魔力同士が激しく明滅し、断続的な破裂音が鳴り響く。そこから漏れ出たエネルギーは暴れるように壁や床を食い破り、破壊の限りを尽くしていく。
「うぁあああああああああああああああああああああああああああああああああああああああああああああああああああああああああああああああああああああああああああああああああああああああああああ!!」
レムナントの咆哮するような声が部屋全体にこだまし、そして断続的な破裂音の中に消えていく。

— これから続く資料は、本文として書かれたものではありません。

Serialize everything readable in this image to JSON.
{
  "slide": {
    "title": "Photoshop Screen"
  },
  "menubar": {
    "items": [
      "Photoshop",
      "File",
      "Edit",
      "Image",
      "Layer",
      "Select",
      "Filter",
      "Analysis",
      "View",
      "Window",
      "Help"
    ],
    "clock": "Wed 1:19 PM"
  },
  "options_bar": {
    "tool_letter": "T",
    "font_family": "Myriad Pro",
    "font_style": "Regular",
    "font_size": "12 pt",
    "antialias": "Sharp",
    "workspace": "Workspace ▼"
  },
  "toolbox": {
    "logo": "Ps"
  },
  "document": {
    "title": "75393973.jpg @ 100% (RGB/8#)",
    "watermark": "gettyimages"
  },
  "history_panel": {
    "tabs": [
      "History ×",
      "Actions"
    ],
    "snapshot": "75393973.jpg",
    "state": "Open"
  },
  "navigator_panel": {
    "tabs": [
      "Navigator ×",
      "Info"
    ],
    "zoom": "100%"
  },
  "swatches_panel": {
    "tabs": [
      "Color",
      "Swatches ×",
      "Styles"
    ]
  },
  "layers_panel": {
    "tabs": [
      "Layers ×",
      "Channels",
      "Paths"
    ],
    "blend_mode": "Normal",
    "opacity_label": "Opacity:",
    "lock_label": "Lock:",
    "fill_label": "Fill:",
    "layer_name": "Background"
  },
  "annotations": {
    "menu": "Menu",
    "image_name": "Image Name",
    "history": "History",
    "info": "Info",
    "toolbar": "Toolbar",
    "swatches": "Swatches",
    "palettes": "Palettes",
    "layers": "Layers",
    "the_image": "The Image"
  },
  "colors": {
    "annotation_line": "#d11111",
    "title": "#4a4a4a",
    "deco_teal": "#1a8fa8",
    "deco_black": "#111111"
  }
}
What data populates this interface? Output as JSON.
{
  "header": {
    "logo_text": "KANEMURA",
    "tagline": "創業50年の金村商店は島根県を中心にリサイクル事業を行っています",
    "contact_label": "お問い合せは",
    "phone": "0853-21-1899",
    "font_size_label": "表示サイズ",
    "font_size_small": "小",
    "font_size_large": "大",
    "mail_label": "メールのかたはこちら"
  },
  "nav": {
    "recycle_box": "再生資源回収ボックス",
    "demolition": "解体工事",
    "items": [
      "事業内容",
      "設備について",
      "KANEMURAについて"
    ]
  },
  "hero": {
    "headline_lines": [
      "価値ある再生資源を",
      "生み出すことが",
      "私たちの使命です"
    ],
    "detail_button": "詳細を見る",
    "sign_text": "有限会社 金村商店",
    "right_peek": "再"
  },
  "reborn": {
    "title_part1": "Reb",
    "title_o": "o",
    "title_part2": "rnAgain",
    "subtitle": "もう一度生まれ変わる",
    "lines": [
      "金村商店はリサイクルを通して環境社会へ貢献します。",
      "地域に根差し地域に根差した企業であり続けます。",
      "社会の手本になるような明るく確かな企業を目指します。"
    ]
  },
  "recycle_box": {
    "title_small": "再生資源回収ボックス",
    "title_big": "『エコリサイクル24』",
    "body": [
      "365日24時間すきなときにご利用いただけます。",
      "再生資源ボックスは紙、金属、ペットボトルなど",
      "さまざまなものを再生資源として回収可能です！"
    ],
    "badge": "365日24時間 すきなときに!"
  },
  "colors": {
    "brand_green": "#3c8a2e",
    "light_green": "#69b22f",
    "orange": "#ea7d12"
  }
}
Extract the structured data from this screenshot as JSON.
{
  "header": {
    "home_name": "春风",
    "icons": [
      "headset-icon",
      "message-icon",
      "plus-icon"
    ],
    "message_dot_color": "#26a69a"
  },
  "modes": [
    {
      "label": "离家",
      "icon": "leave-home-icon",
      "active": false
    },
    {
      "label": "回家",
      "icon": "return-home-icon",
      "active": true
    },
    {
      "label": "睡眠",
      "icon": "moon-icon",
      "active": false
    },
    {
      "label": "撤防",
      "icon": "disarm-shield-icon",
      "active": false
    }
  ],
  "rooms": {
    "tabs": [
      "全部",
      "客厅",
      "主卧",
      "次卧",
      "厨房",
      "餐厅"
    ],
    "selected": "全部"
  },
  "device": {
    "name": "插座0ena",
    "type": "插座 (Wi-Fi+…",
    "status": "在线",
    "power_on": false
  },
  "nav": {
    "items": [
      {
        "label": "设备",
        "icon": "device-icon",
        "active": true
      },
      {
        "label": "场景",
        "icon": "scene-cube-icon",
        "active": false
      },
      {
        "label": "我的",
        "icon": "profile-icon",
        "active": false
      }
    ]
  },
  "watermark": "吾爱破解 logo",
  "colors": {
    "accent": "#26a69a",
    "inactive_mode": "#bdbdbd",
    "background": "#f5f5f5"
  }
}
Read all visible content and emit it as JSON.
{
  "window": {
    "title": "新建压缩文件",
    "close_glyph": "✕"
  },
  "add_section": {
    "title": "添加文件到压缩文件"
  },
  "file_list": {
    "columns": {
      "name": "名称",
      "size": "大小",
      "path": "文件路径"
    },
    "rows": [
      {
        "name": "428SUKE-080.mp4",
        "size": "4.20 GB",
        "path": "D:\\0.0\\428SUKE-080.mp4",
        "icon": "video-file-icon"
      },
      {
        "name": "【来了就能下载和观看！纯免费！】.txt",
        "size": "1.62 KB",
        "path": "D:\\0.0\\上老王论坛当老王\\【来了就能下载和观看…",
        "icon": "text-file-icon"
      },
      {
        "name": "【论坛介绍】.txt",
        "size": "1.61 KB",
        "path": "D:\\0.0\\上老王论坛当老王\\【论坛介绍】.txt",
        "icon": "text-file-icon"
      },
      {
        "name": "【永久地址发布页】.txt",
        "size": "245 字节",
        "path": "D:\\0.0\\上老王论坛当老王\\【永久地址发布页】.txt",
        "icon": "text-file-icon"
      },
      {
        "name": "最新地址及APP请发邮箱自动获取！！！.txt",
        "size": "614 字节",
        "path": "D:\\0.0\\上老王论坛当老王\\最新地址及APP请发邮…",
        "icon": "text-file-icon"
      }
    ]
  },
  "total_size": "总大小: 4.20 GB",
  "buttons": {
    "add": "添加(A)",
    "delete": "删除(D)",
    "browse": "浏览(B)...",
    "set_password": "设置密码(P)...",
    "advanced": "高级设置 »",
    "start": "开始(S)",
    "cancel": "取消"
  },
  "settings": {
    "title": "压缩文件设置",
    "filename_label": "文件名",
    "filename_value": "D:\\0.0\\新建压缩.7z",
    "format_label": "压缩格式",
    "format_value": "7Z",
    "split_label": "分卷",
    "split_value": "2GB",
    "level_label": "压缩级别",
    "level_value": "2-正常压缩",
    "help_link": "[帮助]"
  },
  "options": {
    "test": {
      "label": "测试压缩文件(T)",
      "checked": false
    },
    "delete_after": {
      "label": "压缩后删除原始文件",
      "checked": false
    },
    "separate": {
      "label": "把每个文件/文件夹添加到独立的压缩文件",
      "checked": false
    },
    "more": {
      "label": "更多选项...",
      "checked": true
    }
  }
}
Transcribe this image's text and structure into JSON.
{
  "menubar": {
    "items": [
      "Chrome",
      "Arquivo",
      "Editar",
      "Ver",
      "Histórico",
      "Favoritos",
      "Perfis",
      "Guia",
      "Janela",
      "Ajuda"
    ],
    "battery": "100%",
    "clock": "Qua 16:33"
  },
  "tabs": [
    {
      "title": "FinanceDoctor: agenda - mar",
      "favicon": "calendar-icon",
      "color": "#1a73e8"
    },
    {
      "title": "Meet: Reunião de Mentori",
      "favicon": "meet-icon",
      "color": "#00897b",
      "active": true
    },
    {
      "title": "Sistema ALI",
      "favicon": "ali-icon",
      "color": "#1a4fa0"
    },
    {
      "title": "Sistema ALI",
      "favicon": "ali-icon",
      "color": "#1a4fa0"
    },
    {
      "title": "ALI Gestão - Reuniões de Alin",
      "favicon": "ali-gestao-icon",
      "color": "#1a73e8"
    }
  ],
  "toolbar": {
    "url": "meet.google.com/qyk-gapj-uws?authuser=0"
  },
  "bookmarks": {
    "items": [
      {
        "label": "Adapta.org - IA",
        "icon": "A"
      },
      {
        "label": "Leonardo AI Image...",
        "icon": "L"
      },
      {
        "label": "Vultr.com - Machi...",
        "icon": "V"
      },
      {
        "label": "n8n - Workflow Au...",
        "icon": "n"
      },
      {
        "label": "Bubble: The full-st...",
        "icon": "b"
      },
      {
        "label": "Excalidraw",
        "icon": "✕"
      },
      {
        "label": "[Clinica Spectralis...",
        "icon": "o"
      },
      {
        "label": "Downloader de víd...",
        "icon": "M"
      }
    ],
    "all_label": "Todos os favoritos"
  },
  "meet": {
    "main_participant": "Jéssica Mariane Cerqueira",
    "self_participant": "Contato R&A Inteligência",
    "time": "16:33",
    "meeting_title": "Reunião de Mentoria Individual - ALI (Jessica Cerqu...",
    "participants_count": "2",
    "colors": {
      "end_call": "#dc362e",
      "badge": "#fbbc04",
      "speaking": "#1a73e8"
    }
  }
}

その一瞬のようで永遠に続く衝突は、長くは続かない。魔力や実力の乏しいレムナントの方が徐々に押され始めやがて、ガラスが砕け散る音と共に、レムナントの両手の脇差が爆ぜて砕け散った。そして、同時に、レムナントの胸元から、純白の白無垢を染め上げる様な鮮血が飛び散った。
遅れてやってくる轟音と旋風。それらは、切り裂かれたレムナントを弾き飛ばし、もはや動かない人形となった小さな体をさらに痛めつける。割れた壁には、血液がべっとりとこびり付き、床のシミを広げていく。
レムナントが薄れゆく意識の中で最後に聞いたのは、ロングソードに残る血糊が振り払われた音と、自らの額から滴り落ちた水滴の音だけだった。